Ferulic acid (FA) is a natural polyphenol, a derivative of cinnamic acid, widely found in Angelica, Chuanxiong and other fruits, vegetables and traditional Chinese medicine. FA contains methoxy, 4-hydroxy and carboxylic acid functional groups that bind covalently to neighbouring adjacent unsaturated Cationic C and play a key role in many diseases related to oxidative stress. Numerous studies have shown that ferulic acid protects liver cells and inhibits liver injury, liver fibrosis, hepatotoxicity and hepatocyte apoptosis caused by various factors. FA has protective effects on liver injury induced by acetaminophen, methotrexate, antituberculosis drugs, diosbulbin B and tripterygium wilfordii, mainly through the signal pathways related to TLR4/NF-κB and Keap1/Nrf2. FA also has protective effects on carbon tetrachloride, concanavalin A and septic liver injury. FA pretreatment can protect hepatocytes from radiation damage, protects the liver from damage caused by fluoride, cadmium and aflatoxin b1. At the same time, FA can inhibit liver fibrosis, inhibit liver steatosis and reduce lipid toxicity, improve insulin resistance in the liver and exert the effect of anti-liver cancer.

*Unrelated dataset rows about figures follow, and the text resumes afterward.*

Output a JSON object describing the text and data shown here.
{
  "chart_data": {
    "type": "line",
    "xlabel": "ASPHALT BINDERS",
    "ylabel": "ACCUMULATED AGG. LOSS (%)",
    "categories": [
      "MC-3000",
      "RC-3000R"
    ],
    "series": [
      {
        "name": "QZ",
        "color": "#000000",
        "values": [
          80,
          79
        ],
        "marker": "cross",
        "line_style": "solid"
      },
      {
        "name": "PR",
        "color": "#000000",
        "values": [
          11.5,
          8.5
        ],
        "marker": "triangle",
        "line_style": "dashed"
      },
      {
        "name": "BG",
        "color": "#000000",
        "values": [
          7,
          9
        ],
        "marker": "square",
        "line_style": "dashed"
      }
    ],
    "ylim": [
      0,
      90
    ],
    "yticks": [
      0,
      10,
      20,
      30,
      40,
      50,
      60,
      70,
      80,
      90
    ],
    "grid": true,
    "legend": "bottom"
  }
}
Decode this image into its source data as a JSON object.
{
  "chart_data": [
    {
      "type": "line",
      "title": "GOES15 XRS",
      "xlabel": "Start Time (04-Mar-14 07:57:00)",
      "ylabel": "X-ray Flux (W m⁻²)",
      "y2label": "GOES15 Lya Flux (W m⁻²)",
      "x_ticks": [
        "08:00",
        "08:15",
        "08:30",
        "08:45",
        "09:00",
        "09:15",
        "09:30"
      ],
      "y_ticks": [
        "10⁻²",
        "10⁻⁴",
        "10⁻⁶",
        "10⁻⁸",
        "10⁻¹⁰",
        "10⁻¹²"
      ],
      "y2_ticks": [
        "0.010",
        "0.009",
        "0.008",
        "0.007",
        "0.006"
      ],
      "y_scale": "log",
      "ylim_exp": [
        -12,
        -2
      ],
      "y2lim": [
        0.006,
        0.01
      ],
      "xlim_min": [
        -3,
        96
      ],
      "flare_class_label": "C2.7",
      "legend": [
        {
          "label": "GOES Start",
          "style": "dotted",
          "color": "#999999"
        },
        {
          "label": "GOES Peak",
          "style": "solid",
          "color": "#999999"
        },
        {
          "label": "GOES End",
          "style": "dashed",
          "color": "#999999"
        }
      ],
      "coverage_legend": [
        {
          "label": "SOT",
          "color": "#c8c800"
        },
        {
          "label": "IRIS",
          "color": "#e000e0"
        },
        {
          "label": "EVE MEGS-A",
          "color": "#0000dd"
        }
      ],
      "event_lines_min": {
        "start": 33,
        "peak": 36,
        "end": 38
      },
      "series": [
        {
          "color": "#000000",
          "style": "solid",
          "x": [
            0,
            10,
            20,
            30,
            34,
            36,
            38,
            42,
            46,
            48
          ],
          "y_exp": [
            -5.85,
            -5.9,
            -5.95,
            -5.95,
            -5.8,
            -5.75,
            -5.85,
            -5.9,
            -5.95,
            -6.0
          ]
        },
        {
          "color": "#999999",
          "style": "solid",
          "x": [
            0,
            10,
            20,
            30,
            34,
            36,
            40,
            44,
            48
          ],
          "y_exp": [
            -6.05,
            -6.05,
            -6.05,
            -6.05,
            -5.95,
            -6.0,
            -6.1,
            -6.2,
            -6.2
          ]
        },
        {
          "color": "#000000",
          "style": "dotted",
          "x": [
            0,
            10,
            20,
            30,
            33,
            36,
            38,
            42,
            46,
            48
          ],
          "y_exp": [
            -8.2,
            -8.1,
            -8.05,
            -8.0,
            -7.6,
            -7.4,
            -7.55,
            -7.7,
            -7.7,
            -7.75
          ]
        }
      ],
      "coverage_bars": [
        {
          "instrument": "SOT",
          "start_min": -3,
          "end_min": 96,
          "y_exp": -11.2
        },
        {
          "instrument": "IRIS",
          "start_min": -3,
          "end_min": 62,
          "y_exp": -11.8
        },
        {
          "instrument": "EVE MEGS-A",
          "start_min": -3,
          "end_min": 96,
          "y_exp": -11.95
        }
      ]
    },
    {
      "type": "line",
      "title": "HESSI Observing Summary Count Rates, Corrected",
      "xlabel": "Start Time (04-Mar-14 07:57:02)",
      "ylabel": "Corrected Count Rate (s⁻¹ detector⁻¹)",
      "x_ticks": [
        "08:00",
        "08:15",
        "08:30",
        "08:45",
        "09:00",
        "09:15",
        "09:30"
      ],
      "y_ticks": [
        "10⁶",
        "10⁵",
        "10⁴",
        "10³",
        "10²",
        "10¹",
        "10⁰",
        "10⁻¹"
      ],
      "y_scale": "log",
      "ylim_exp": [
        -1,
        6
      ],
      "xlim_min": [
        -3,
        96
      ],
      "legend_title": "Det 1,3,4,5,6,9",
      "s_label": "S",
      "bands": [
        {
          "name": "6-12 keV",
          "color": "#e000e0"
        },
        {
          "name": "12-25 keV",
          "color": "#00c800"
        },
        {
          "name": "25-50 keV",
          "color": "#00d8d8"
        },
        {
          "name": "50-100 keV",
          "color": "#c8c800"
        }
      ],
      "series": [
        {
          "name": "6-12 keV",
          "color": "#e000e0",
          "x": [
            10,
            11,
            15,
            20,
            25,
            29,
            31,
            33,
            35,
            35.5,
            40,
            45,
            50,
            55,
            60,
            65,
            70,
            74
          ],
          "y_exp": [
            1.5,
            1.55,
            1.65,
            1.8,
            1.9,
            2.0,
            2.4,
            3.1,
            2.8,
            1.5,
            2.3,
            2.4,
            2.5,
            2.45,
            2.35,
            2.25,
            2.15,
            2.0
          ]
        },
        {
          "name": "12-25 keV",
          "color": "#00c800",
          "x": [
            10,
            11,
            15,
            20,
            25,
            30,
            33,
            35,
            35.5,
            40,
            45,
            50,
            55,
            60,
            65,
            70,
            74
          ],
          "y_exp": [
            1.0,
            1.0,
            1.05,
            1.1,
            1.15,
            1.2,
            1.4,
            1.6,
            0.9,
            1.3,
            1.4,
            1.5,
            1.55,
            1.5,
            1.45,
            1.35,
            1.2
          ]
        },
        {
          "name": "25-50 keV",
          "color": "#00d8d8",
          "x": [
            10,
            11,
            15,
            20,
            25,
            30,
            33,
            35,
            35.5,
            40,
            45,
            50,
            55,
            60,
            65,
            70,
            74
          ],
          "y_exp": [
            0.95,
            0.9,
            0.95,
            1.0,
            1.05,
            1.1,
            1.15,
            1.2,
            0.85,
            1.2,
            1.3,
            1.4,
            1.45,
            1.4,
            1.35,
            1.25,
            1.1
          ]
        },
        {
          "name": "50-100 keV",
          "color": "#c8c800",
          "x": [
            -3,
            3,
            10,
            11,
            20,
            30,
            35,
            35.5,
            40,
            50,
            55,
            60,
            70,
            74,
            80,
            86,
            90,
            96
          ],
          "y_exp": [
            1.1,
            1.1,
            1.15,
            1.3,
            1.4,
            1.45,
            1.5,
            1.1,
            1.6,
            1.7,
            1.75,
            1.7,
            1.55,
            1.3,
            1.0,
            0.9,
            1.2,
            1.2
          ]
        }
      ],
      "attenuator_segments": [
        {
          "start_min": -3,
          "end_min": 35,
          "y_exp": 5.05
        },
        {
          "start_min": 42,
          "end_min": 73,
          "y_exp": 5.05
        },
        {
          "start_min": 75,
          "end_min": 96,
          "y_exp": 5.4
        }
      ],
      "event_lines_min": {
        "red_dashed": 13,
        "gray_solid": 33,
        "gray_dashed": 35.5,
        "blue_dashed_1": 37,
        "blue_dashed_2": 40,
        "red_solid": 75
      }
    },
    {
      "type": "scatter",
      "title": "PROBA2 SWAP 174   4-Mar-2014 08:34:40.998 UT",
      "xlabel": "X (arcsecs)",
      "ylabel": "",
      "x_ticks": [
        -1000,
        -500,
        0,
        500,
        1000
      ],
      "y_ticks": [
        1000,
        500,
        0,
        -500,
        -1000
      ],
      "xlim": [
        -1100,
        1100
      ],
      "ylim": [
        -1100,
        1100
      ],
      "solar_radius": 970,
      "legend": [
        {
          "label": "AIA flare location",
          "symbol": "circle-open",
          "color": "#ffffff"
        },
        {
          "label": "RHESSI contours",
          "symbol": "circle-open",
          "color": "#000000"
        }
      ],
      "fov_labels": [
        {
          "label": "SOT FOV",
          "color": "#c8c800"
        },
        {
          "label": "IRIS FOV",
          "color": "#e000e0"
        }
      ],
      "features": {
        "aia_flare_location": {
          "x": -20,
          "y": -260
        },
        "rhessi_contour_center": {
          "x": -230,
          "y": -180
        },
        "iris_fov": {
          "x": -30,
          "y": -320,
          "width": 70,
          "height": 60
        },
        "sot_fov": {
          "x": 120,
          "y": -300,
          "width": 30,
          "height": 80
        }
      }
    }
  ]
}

In addition, signalling pathways such as Akt/FoxO1, AMPK, PPAR γ, Smad2/3 and Caspase-3 have been shown to be vital molecular targets for FA involvement in improving various liver diseases. Recent advances in the pharmacological effects of ferulic acid and its derivatives on liver diseases were reviewed. The results will provide guidance for the clinical application of ferulic acid and its derivatives in the treatment of liver diseases.